On several occasions, Council has discussed discouraging the use of @key and friends in future, and has talked about encouraging instead the use of private URI schemes instead. [1] There are many good arguments against the use of private URI schemes (see for instance URI Schemes at the W3C -- but as long as they are restricted to a specific project and well documented in that project, the approach seems a reasonable alternative to magic tokens.

Except that without a solid dereferencing scheme, they're actually no different from magic tokens. There's not much difference between <name key="FRED"> and <name ref="myproj:FRED">.

In addition to private URI schemes, it is easy to imagine projects making use of other abbreviated pointing methods which are similarly unintelligible if not documented, and which cannot be processed automatically.

A Possible Solution

The primary value in using a project-specific key-style attribute is that it's short and simple. In many projects, @key is used when a perfectly straightforward and reliable pointer could be provided, because that pointer would be too long to be manageable by encoders. For instance, the Colonial Despatches project uses keys like this:

 <name key="mills">John Powell Mills</name>

when what is actually meant is something like this:

 <name ref="../bios/bios.xml#mills">John Powell Mills</name>

Where the key value corresponds to a unique @xml:id within the project, and the project data is stored in an XML database, dereferencing the key to look up the <person> element to which it corresponds is simple. But if the XML data is removed from the context of the XML database and associated XQuery which enables the simple lookup, the relationship between the key and the target element becomes opaque, and any researcher working with the data will have to read the encoding description and reconstruct it.

The proposed solution is to create a method of documenting this relationship which can be mechanically dereferenced as well as being described in human readable text. This would enable a processor to reconstruct the actual path of a link without human intervention. This can be done with a search-and-replace operation, encoded for example as the second and third arguments to XPath 2.0's replace() function. The attributes @matchPattern and @replacementPattern are adopted from the existing TEI element <cRefPattern>. Imagine this in the <encodingDesc> of a document:

 <listPrefixDefs>
   <prefixDef ident="bios" matchPattern="([a-z]+)" replacementPattern="../bios/bios.xml#$1">
     <p>In the context of this project, private URIs with the prefix "bios" point to <gi>person</gi> elements in the project's bios/bios.xml file.</p>
   </prefixDef>
 </listPrefixDefs>

Any processor, presented with the "bios" prefix in a private URI:

 <name ref="bios:mills">John Powell Mills</name>

can look it up in the header, and apply a search/replace operation using the @pattern and @replacement attributes to arrive at a full working URI.

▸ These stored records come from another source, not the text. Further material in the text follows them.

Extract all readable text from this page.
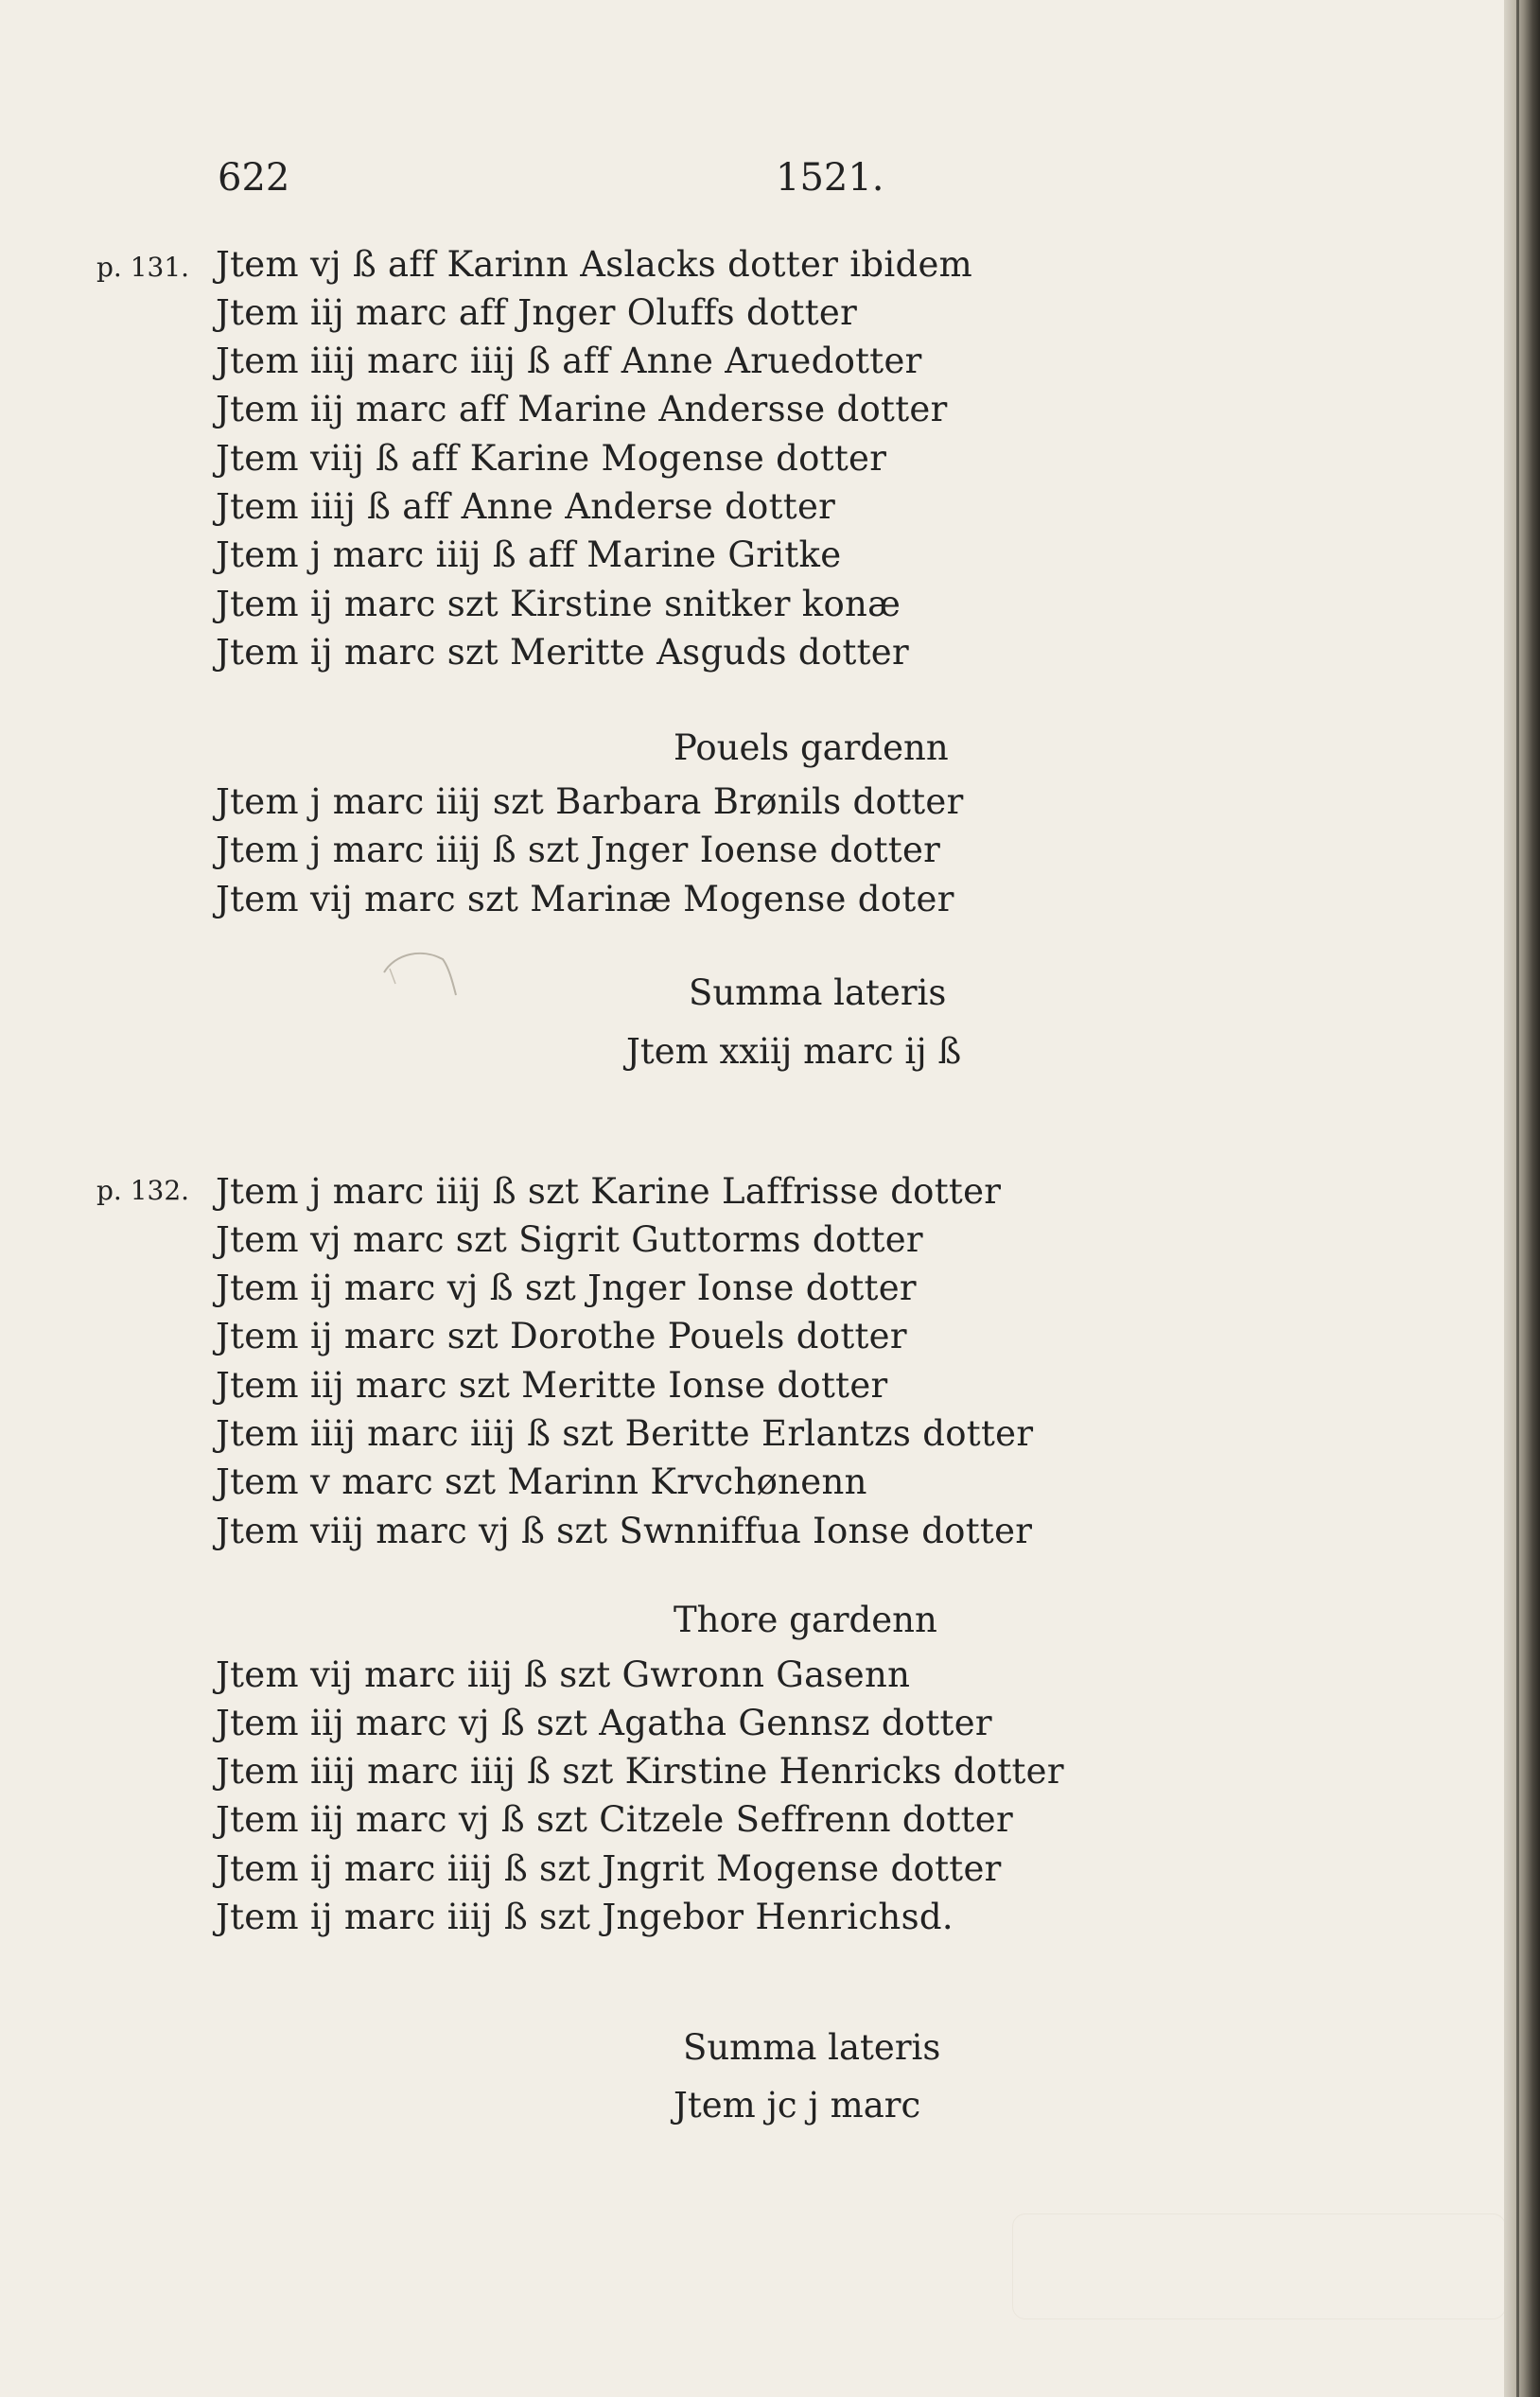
622	1521.
p. 131. Jtem vj ß aff Karinn Aslacks dotter ibidem
Jtem iij marc aff Jnger Oluffs dotter
Jtem iiij marc iiij ß aff Anne Aruedotter
Jtem iij marc aff Marine Andersse dotter
Jtem viij ß aff Karine Mogense dotter
Jtem iiij ß aff Anne Anderse dotter
Jtem j marc iiij ß aff Marine Gritke
Jtem ij marc szt Kirstine snitker konæ
Jtem ij marc szt Meritte Asguds dotter
Pouels gardenn
Jtem j marc iiij szt Barbara Brønils dotter
Jtem j marc iiij ß szt Jnger Ioense dotter
Jtem vij marc szt Marinæ Mogense doter
Summa lateris
Jtem xxiij marc ij ß
p. 132. Jtem j marc iiij ß szt Karine Laffrisse dotter
Jtem vj marc szt Sigrit Guttorms dotter
Jtem ij marc vj ß szt Jnger Ionse dotter
Jtem ij marc szt Dorothe Pouels dotter
Jtem iij marc szt Meritte Ionse dotter
Jtem iiij marc iiij ß szt Beritte Erlantzs dotter
Jtem v marc szt Marinn Krvchønenn
Jtem viij marc vj ß szt Swnniffua Ionse dotter
Thore gardenn
Jtem vij marc iiij ß szt Gwronn Gasenn
Jtem iij marc vj ß szt Agatha Gennsz dotter
Jtem iiij marc iiij ß szt Kirstine Henricks dotter
Jtem iij marc vj ß szt Citzele Seffrenn dotter
Jtem ij marc iiij ß szt Jngrit Mogense dotter
Jtem ij marc iiij ß szt Jngebor Henrichsd.
Summa lateris
Jtem jc j marc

The same approach can be used with external references. In the Map of Early Modern London, we use a private URI scheme like this:

 <pb facs="moleebo:18464|1"/>

This expands into a full URL that looks like this:

 <pb facs="http://eebo.chadwyck.com/fetchimage?vid=18464&page=1&width=1200"/>

It's pointless and error-prone to reproduce the entire URL in every @facs attribute when the only two pieces of information that matter are the document number on EEBO (here 18464) and the page number (here 1). So we could document our moleebo prefix like this:

 <listPrefixDefs>
   <prefixDef ident="moleebo" matchPattern="([0-9]+)|([0-9]+)" replacementPattern="http://eebo.chadwyck.com/fetchimage?vid=$1&page=$2&width=1200">
     <p>In the context of this project, private URIs with the prefix "moleebo" point to facsimile pages on the EEBO website.</p>
   </prefixDef>
 </listPrefixDef>

Since this dereferencing can be processed using XSLT 2.0 with the replace() function, this handling could easily be built into the standard TEI stylesheets.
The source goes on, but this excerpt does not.